The Convention on the Rights of the Child reminds us that child abuse is not only personal. Child abuse is political. It is economic. It is cultural.

There is child abuse in our economic system when one-fourth of this nation’s children subsist in poverty.

There is child abuse in the gross materialism and “market fundamentalism” of our commercial culture. In their new book, The Ware against Parents, Sylvia Ann Hewlett and Cornel West have written: “At the heart of the matter is the fact that from a purely economic standpoint, raising a child has become the ultimate nonmarket activity, as various types of market logic have moved against mothers and fathers.” Motherhood and fatherhood, they say, are just not much valued these days in our society.

There is child abuse in the global economy, the inequities of which largely account for the 35,000 children who die every day from preventable malnutrition and disease.

And there is child abuse in our health-care system when millions of children lack access to health insurance and adequate primary care.

And there is child abuse in our urban schools when more than half of minority children fail to reach even “basic” achievement levels.

And there is child abuse in our entertainment media that wallow so relentlessly in violence and other gross behavior.

And the child abuse within our criminal justice system became more vivid for my wife and me just a few days ago in a case involving a teenaged boy in this community. This kid got mixed up in a neighborhood fight in which another teenager was shot to death by a third person. But the first boy, who knew nothing about the gun, has now been sentenced to 14-to-45 years, to be spent in an adult prison far from his family and far across the country.

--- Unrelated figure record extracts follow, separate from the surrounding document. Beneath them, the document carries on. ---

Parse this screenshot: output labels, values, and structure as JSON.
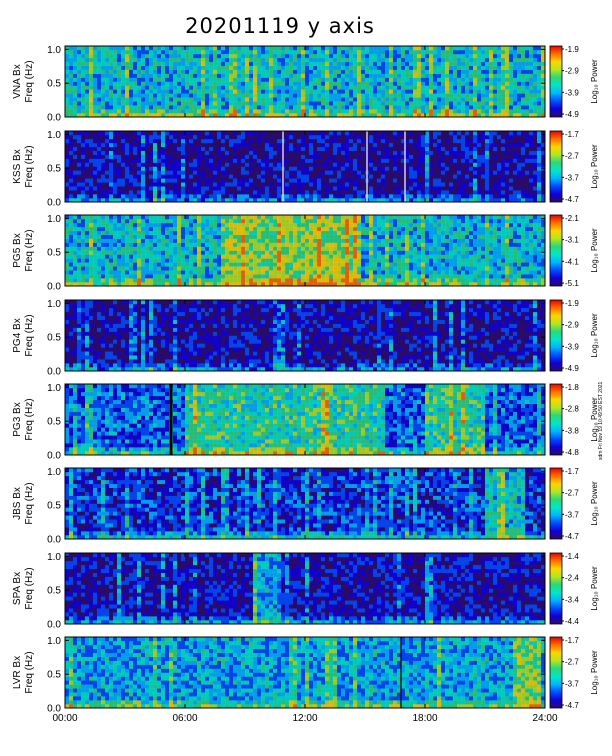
{
  "title": "20201119 y axis",
  "side_note": "sdm Fri Nov 19 10:49:50 EST 2021",
  "colors": {
    "background_dark": "#1d0f5e",
    "bar_scale": [
      "#2b0a6b",
      "#1200d6",
      "#004dff",
      "#00b4ff",
      "#00e8c8",
      "#2bd87a",
      "#b4e61e",
      "#ffd400",
      "#ff6e00",
      "#e60000"
    ]
  },
  "chart_data": {
    "type": "heatmap",
    "title": "20201119 y axis",
    "x": {
      "range": [
        0,
        24
      ],
      "unit": "hours",
      "ticks": [
        "00:00",
        "06:00",
        "12:00",
        "18:00",
        "24:00"
      ]
    },
    "y": {
      "range": [
        0,
        1.05
      ],
      "ticks": [
        "0.0",
        "0.5",
        "1.0"
      ]
    },
    "colorbar_label": "Log₁₀ Power",
    "panels": [
      {
        "name": "VNA_Bx",
        "ylabel": "VNA Bx\nFreq (Hz)",
        "cbar_ticks": [
          "-1.9",
          "-2.9",
          "-3.9",
          "-4.9"
        ],
        "level": 0.45,
        "gaps": [],
        "bright_bands": []
      },
      {
        "name": "KSS_Bx",
        "ylabel": "KSS Bx\nFreq (Hz)",
        "cbar_ticks": [
          "-1.7",
          "-2.7",
          "-3.7",
          "-4.7"
        ],
        "level": 0.12,
        "gaps": [
          10.9,
          15.1,
          17.0
        ],
        "bright_bands": []
      },
      {
        "name": "PG5_Bx",
        "ylabel": "PG5 Bx\nFreq (Hz)",
        "cbar_ticks": [
          "-2.1",
          "-3.1",
          "-4.1",
          "-5.1"
        ],
        "level": 0.45,
        "gaps": [],
        "bright_bands": [
          [
            8,
            14.5
          ]
        ]
      },
      {
        "name": "PG4_Bx",
        "ylabel": "PG4 Bx\nFreq (Hz)",
        "cbar_ticks": [
          "-1.9",
          "-2.9",
          "-3.9",
          "-4.9"
        ],
        "level": 0.12,
        "gaps": [],
        "bright_bands": []
      },
      {
        "name": "PG3_Bx",
        "ylabel": "PG3 Bx\nFreq (Hz)",
        "cbar_ticks": [
          "-1.8",
          "-2.8",
          "-3.8",
          "-4.8"
        ],
        "level": 0.3,
        "gaps": [
          5.3
        ],
        "bright_bands": [
          [
            6,
            16
          ],
          [
            18,
            21
          ]
        ]
      },
      {
        "name": "JBS_Bx",
        "ylabel": "JBS Bx\nFreq (Hz)",
        "cbar_ticks": [
          "-1.7",
          "-2.7",
          "-3.7",
          "-4.7"
        ],
        "level": 0.22,
        "gaps": [],
        "bright_bands": [
          [
            21,
            23
          ]
        ]
      },
      {
        "name": "SPA_Bx",
        "ylabel": "SPA Bx\nFreq (Hz)",
        "cbar_ticks": [
          "-1.4",
          "-2.4",
          "-3.4",
          "-4.4"
        ],
        "level": 0.15,
        "gaps": [],
        "bright_bands": [
          [
            9.5,
            10.8
          ]
        ]
      },
      {
        "name": "LVR_Bx",
        "ylabel": "LVR Bx\nFreq (Hz)",
        "cbar_ticks": [
          "-1.7",
          "-2.7",
          "-3.7",
          "-4.7"
        ],
        "level": 0.4,
        "gaps": [
          16.8
        ],
        "bright_bands": [
          [
            22.5,
            23.8
          ]
        ]
      }
    ]
  }
}
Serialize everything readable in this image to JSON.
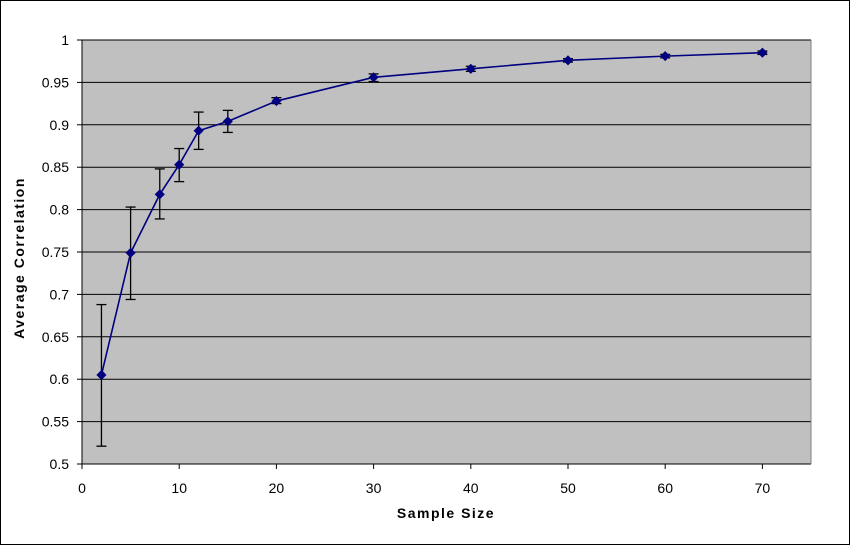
{
  "chart_data": {
    "type": "line",
    "title": "",
    "xlabel": "Sample Size",
    "ylabel": "Average Correlation",
    "xlim": [
      0,
      75
    ],
    "ylim": [
      0.5,
      1
    ],
    "x_ticks": [
      "0",
      "10",
      "20",
      "30",
      "40",
      "50",
      "60",
      "70"
    ],
    "y_ticks": [
      "0.5",
      "0.55",
      "0.6",
      "0.65",
      "0.7",
      "0.75",
      "0.8",
      "0.85",
      "0.9",
      "0.95",
      "1"
    ],
    "grid": true,
    "legend": "none",
    "colors": {
      "plot_background": "#c0c0c0",
      "line": "#000080",
      "marker": "#000080",
      "error_bar": "#000000",
      "grid": "#000000"
    },
    "series": [
      {
        "x": [
          2,
          5,
          8,
          10,
          12,
          15,
          20,
          30,
          40,
          50,
          60,
          70
        ],
        "y": [
          0.605,
          0.749,
          0.818,
          0.853,
          0.893,
          0.904,
          0.928,
          0.956,
          0.966,
          0.976,
          0.981,
          0.985
        ],
        "error_low": [
          0.521,
          0.694,
          0.789,
          0.833,
          0.871,
          0.891,
          0.925,
          0.951,
          0.963,
          0.974,
          0.979,
          0.983
        ],
        "error_high": [
          0.688,
          0.803,
          0.848,
          0.872,
          0.915,
          0.917,
          0.932,
          0.96,
          0.969,
          0.978,
          0.983,
          0.987
        ]
      }
    ]
  }
}
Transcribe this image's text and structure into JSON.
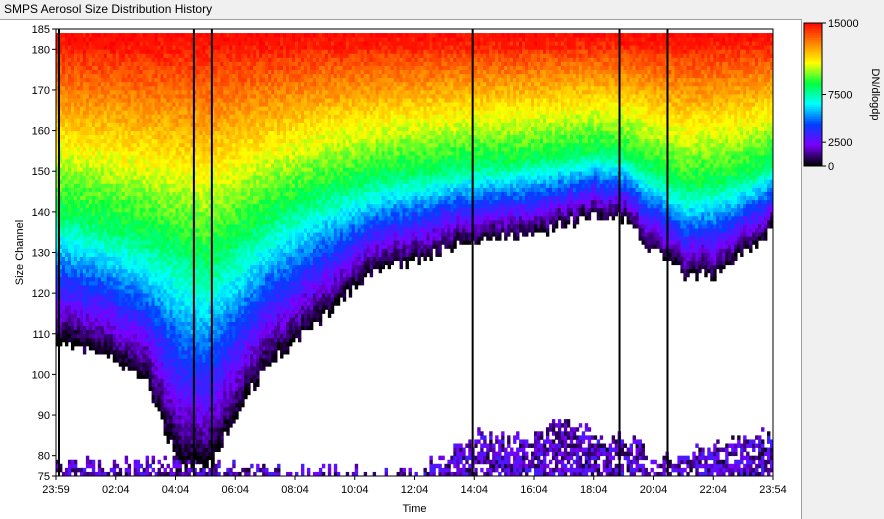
{
  "window": {
    "title": "SMPS Aerosol Size Distribution History"
  },
  "colors": {
    "background": "#ffffff",
    "axis": "#000000",
    "grid": "#d8d8d8",
    "gap_lines": "#000000"
  },
  "chart_data": {
    "type": "heatmap",
    "title": "SMPS Aerosol Size Distribution History",
    "xlabel": "Time",
    "ylabel": "Size Channel",
    "x_ticks": [
      "23:59",
      "02:04",
      "04:04",
      "06:04",
      "08:04",
      "10:04",
      "12:04",
      "14:04",
      "16:04",
      "18:04",
      "20:04",
      "22:04",
      "23:54"
    ],
    "y_ticks": [
      75,
      80,
      90,
      100,
      110,
      120,
      130,
      140,
      150,
      160,
      170,
      180,
      185
    ],
    "ylim": [
      75,
      185
    ],
    "xlim_hours": [
      0,
      23.92
    ],
    "colorbar": {
      "label": "DN/dlogdp",
      "ticks": [
        0,
        2500,
        7500,
        15000
      ],
      "tick_labels": [
        "0",
        "2500",
        "7500",
        "15000"
      ],
      "range": [
        0,
        15000
      ],
      "colormap": [
        "#000000",
        "#7a00ff",
        "#0040ff",
        "#00ffff",
        "#00ff40",
        "#ffff00",
        "#ff8000",
        "#ff0000"
      ]
    },
    "gap_lines_hours": [
      0.1,
      4.6,
      5.2,
      13.9,
      18.8,
      20.4
    ],
    "profile_hours": [
      0,
      1,
      2,
      3,
      4,
      5,
      6,
      7,
      8,
      9,
      10,
      11,
      12,
      13,
      14,
      15,
      16,
      17,
      18,
      19,
      20,
      21,
      22,
      23,
      23.92
    ],
    "lower_edge_channel": [
      109,
      106,
      104,
      98,
      80,
      76,
      90,
      102,
      108,
      114,
      122,
      127,
      128,
      131,
      133,
      134,
      135,
      137,
      139,
      138,
      130,
      124,
      125,
      130,
      136
    ],
    "mode_peak_channel": [
      140,
      138,
      136,
      134,
      132,
      128,
      133,
      138,
      142,
      145,
      147,
      149,
      150,
      151,
      152,
      152,
      153,
      154,
      155,
      154,
      150,
      146,
      147,
      149,
      152
    ],
    "upper_edge_channel": [
      184,
      184,
      184,
      184,
      184,
      184,
      184,
      184,
      184,
      184,
      184,
      184,
      184,
      184,
      184,
      184,
      184,
      184,
      184,
      184,
      184,
      184,
      184,
      184,
      184
    ],
    "nucleation_band": {
      "hours": [
        0,
        1,
        2,
        3,
        4,
        5,
        6,
        7,
        8,
        9,
        10,
        11,
        12,
        13,
        14,
        15,
        16,
        17,
        18,
        19,
        20,
        21,
        22,
        23,
        23.92
      ],
      "top_channel": [
        77,
        77,
        77,
        78,
        78,
        78,
        77,
        76,
        75,
        75,
        75,
        75,
        75,
        79,
        85,
        83,
        86,
        89,
        84,
        83,
        79,
        79,
        82,
        84,
        84
      ]
    }
  }
}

So, you see, this Jesus-love is indeed a hot topic. But it is a hot topic that warms us up for action. Love is not love that does not lead to justice. And the many roads to action are quite clearly marked. In D.C., there’s FLOC (For Love of Children). But here and there are the Children’s Defense Fund, Bread for the World, Head Start, UNICEF, the United Nations Association, Save the Children.

Therefore, Mothers and Fathers, and Everybody Else:

Ours is a time when the sanctity and security of our homes and families depends more and more on what we do together in all those institutions outside our homes—for the love of Jesus, and all our children. Amen.